Scaffold fabrication in a perfusion culture microchamber array chip by O(2) plasma bonding of poly(dimethylsiloxane) protected by a physical mask

Abstract

Extracellular matrix (ECM) proteins are required for cell culture. In this paper, we report the use of O(2) plasma bonding to fabricate a perfusion culture microchamber array chip with identical-size ECM spots in the isolated microchambers. The chip was fabricated by assembly of two poly(dimethylsiloxane) (PDMS) layers, a microfluidic network layer, and an ECM array layer, which were aligned and then bonded by O(2) plasma oxidation with protection of the ECM microarray with a physical mask made from PDMS. We successfully cultivated Chinese hamster ovary K1 cells in the microchambers with fibronectin. In the fibronectin microchambers, the cells adhered and extended after 12 h of static culture and then grew over the course of 1 d of perfusion culture.

Figure 1

Structure of the perfusion culture microchamber array chip. (a) Overview of the microfluidic network on the chip. (b) Detail of a microchamber: microchamber (dark gray; depth: 271.2 μm, diameter: 1530 μm); microchannels and terrace (gray; depth: 52.5 μm, width: 100 μm); and microchannel (light gray; depth: 4.5 μm, width, 40 μm).

Figure 2

Fabrication of the perfusion culture microchamber array chip. (a) Masking of the ECM microarray. (b) Oxidation of the adhered surfaces with O₂ plasma for bonding. (c) Bonding of the microfluidic network layer and the ECM array layer.

Figure 3

Protection of the ECM from O₂ plasma oxidation with the physical mask. (a) Fluorescence image before oxidation. Note that the homogeneous fluorescence image indicates homogeneous immobilization of ECMs on the PDMS surface. (b) Fluorescence image after oxidation (output power: 100 W, oxidation time: 10 s).

Figure 4

Micrographs of the perfusion culture microchamber array chip. (a) Fluorescence micrograph of immobilized ECMs on the ECM array layer. (b) Fluorescence micrograph of ECM spots on the bottom of the microchambers of the chip. (c) Bright field image of the microchamber array. (d) Overlaid bright field and fluorescence micrographs of the microchamber array and immobilized ECMs.

Figure 5

Culture of CHO-K1 cells in the perfusion culture microchamber array chip.

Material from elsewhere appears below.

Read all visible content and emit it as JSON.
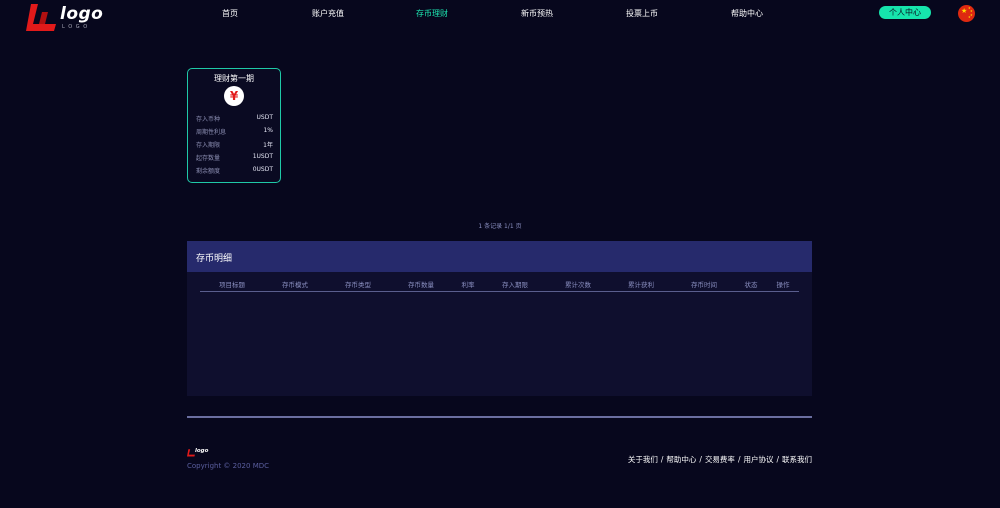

Micrographs of CHO-K1 cells after static culture for 12 h in (a) a fibronectin microchamber, (b) an unmodified PDMS microchamber, and (c) a collagen microchamber. Micrographs of CHO-K1 cells after perfusion culture for 1 d in (d) a fibronectin microchamber, (e) an unmodified PDMS microchamber, and (f) a collagen microchamber. (a^′)–(f^′) are enlargement in each microchamber.